I think that I'm going to skip this one.


----------



## Jetfire (Jun 20, 2002)

*Re: Re: So who's going karting next month?*



[email protected] said:


> *I think that I'm going to skip this one. *


Cool. I'm signed up, but we'll see.

Incidentally, I did two "arrive and drives" yesterday afternoon. For $25 ($20 for members) you get a warmup lap with a running start and 10 solid minutes of racing. My second kart had a loose throttle cable but it didn't really matter. I was running with a bunch of Salazarians; I think that did make a difference.

Anyway, my point is that for $50 I got 20 minutes of seat time and a printout at the end of each session to analyze my driving. That's roughly equal to the seat time we got in team racing last time (~20-25 minutes for $60) and definitely more of a value than the regular sprint-heat format.


----------



## bren (Jul 1, 2002)

*Re: Re: So who's going karting next month?*



[email protected] said:


> *I think that I'm going to skip this one. *


I am skipping this one too....I would like to try out the team format, but maybe next time.

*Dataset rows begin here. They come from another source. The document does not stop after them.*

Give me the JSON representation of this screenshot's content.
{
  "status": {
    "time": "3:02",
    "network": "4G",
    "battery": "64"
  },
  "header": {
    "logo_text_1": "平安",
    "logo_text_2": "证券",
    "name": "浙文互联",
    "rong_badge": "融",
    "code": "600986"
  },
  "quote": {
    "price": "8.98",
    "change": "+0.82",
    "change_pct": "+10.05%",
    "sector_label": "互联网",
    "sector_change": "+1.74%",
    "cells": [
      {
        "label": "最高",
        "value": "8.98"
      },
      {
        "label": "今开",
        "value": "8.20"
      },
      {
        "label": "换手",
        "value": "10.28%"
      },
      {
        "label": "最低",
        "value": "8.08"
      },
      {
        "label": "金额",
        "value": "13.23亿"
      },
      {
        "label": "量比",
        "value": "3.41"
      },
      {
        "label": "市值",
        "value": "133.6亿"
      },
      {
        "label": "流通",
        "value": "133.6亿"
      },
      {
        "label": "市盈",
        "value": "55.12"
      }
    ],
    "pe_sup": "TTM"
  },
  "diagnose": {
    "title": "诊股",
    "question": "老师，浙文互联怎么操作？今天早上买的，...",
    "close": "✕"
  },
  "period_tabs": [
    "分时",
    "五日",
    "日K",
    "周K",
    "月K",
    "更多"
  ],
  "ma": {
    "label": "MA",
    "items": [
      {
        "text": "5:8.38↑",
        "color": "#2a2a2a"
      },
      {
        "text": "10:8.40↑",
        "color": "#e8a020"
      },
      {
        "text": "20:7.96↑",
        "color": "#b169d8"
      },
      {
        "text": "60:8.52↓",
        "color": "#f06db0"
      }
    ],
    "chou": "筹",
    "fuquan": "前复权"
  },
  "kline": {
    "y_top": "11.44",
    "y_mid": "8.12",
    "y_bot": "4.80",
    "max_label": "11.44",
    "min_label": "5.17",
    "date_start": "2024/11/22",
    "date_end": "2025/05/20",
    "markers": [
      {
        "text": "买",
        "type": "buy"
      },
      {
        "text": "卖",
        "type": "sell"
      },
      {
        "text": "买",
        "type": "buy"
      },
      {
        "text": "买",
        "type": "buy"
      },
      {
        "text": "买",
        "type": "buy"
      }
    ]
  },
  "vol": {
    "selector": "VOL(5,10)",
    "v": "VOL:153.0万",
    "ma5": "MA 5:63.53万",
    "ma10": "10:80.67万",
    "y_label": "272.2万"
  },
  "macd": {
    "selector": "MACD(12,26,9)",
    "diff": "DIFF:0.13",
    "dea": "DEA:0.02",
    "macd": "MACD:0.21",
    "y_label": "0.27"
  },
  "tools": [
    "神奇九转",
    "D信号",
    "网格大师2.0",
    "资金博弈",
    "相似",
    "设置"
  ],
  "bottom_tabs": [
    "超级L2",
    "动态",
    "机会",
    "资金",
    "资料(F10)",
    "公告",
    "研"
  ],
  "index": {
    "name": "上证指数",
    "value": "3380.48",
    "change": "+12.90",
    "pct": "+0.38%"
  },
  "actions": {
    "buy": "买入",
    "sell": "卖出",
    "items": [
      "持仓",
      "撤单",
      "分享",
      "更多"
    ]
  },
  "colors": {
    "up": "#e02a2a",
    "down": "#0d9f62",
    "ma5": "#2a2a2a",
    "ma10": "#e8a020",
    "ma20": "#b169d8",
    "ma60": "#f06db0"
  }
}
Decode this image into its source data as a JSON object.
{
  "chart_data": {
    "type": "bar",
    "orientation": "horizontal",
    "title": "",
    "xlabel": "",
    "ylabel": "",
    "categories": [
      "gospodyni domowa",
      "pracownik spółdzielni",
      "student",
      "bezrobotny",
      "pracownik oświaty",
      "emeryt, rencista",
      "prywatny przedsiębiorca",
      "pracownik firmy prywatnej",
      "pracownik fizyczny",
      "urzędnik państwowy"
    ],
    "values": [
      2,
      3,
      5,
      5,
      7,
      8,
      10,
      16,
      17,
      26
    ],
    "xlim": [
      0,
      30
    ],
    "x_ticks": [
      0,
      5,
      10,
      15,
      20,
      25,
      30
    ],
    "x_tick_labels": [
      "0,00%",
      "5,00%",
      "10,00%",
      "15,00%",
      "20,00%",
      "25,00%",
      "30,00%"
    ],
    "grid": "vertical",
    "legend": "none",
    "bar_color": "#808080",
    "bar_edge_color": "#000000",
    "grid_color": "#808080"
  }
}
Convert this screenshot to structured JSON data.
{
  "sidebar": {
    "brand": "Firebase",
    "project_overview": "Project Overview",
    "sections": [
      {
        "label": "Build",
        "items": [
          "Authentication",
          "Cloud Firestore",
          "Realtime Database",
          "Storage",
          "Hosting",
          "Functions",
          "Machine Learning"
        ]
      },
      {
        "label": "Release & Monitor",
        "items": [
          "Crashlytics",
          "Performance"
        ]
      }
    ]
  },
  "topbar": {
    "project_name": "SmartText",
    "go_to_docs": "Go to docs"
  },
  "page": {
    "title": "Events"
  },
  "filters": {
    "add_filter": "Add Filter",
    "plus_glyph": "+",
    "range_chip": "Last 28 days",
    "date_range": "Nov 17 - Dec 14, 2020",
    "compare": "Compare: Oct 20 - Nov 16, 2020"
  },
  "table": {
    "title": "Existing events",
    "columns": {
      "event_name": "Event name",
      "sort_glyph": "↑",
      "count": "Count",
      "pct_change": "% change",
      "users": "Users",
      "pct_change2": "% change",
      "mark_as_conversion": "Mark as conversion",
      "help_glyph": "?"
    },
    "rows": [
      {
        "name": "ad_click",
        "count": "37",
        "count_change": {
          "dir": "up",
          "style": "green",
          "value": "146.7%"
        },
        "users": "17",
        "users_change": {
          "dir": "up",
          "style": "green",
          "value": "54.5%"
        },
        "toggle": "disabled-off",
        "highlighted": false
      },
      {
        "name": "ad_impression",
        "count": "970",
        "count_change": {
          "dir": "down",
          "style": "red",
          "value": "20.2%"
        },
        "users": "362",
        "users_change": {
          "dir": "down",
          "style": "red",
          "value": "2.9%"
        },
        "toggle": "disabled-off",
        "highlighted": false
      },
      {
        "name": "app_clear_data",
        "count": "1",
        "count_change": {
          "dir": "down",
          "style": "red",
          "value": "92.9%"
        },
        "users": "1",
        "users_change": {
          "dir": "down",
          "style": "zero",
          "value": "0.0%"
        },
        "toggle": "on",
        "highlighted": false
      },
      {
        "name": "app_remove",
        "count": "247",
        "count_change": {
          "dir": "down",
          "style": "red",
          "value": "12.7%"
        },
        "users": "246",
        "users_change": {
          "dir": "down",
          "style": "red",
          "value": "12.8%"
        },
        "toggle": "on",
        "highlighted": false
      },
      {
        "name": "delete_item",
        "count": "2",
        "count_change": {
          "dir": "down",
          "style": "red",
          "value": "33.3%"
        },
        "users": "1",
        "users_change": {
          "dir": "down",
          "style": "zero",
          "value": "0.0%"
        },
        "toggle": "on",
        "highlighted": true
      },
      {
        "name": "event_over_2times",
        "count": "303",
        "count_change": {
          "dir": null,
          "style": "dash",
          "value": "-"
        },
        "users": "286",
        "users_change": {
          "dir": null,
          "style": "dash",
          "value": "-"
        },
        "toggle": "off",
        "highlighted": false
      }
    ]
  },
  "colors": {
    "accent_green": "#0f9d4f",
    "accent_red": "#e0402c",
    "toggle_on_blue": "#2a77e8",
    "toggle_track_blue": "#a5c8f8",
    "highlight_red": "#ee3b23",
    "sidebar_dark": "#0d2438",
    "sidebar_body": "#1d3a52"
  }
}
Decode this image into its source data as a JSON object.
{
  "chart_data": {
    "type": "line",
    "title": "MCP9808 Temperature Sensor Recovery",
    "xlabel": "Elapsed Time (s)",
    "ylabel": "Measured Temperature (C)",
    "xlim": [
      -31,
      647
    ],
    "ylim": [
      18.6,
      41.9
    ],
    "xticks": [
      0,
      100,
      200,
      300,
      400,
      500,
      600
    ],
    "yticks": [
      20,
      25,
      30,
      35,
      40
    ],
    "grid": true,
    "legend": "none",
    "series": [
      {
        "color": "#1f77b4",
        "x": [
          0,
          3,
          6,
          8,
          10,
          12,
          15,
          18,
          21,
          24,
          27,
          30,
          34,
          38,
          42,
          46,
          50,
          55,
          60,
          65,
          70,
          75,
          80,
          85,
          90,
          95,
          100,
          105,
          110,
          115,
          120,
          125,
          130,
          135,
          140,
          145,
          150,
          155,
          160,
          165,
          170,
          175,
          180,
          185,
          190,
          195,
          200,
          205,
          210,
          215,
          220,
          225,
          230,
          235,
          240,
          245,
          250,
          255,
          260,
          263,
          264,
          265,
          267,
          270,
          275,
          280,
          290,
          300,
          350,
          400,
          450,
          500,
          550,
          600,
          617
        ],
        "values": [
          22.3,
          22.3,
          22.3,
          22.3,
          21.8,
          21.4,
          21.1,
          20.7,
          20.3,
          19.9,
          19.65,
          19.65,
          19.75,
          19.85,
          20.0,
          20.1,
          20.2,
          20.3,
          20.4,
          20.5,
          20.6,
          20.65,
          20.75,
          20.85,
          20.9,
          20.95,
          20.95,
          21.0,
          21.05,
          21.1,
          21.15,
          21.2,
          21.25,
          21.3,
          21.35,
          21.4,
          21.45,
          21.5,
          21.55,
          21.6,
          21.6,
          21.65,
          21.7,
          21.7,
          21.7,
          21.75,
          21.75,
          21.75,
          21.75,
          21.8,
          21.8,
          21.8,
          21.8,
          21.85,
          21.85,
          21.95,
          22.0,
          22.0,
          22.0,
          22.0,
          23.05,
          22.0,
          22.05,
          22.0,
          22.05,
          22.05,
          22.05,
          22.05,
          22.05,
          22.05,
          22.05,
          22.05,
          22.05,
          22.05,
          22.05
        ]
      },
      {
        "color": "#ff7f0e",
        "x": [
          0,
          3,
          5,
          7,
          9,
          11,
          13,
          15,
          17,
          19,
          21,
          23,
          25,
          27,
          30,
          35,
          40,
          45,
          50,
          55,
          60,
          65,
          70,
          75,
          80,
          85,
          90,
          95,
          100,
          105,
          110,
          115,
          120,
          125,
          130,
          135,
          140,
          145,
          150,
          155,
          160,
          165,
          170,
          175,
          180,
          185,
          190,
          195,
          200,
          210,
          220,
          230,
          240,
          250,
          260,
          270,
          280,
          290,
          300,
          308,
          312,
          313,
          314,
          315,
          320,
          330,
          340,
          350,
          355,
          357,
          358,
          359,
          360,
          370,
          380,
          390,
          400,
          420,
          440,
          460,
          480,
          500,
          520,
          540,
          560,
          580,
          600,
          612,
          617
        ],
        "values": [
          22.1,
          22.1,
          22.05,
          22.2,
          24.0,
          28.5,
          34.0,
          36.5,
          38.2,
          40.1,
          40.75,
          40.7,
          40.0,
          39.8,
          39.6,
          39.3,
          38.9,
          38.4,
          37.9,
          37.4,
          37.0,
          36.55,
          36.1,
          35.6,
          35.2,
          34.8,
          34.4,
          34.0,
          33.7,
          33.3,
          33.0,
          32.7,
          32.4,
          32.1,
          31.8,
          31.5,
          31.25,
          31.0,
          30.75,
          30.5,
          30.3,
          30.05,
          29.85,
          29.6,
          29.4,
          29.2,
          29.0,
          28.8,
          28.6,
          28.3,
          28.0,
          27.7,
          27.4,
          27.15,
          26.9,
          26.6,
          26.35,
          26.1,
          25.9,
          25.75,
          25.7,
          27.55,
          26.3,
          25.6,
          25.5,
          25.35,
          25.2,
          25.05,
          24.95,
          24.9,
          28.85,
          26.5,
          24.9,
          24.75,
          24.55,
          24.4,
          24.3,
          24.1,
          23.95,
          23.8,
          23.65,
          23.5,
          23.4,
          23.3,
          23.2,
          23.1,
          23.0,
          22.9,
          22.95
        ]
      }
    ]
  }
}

I am signing up for the Auto-X school which, right now, is scheduled for that Saturday (they said it may be postponed until the 19th though b/c of the conflict with the driver's school.) Anyway, one trip to VA is enough for me in a weekend.


----------



## ·clyde· (Dec 26, 2001)

*Re: Re: Re: So who's going karting next month?*



bren said:


> *I am skipping this one too....I would like to try out the team format, but maybe next time.
> 
> I am signing up for the Auto-X school which, right now, is scheduled for that Saturday (they said it may be postponed until the 19th though b/c of the conflict with the driver's school.) Anyway, one trip to VA is enough for me in a weekend. *


This prompted me to look at the NCC site for the first time in a few weeks. Did anyone else notice that autox events at Rosecroft will be $25 this year? (What remains to be seen is how many will actually happen.)


----------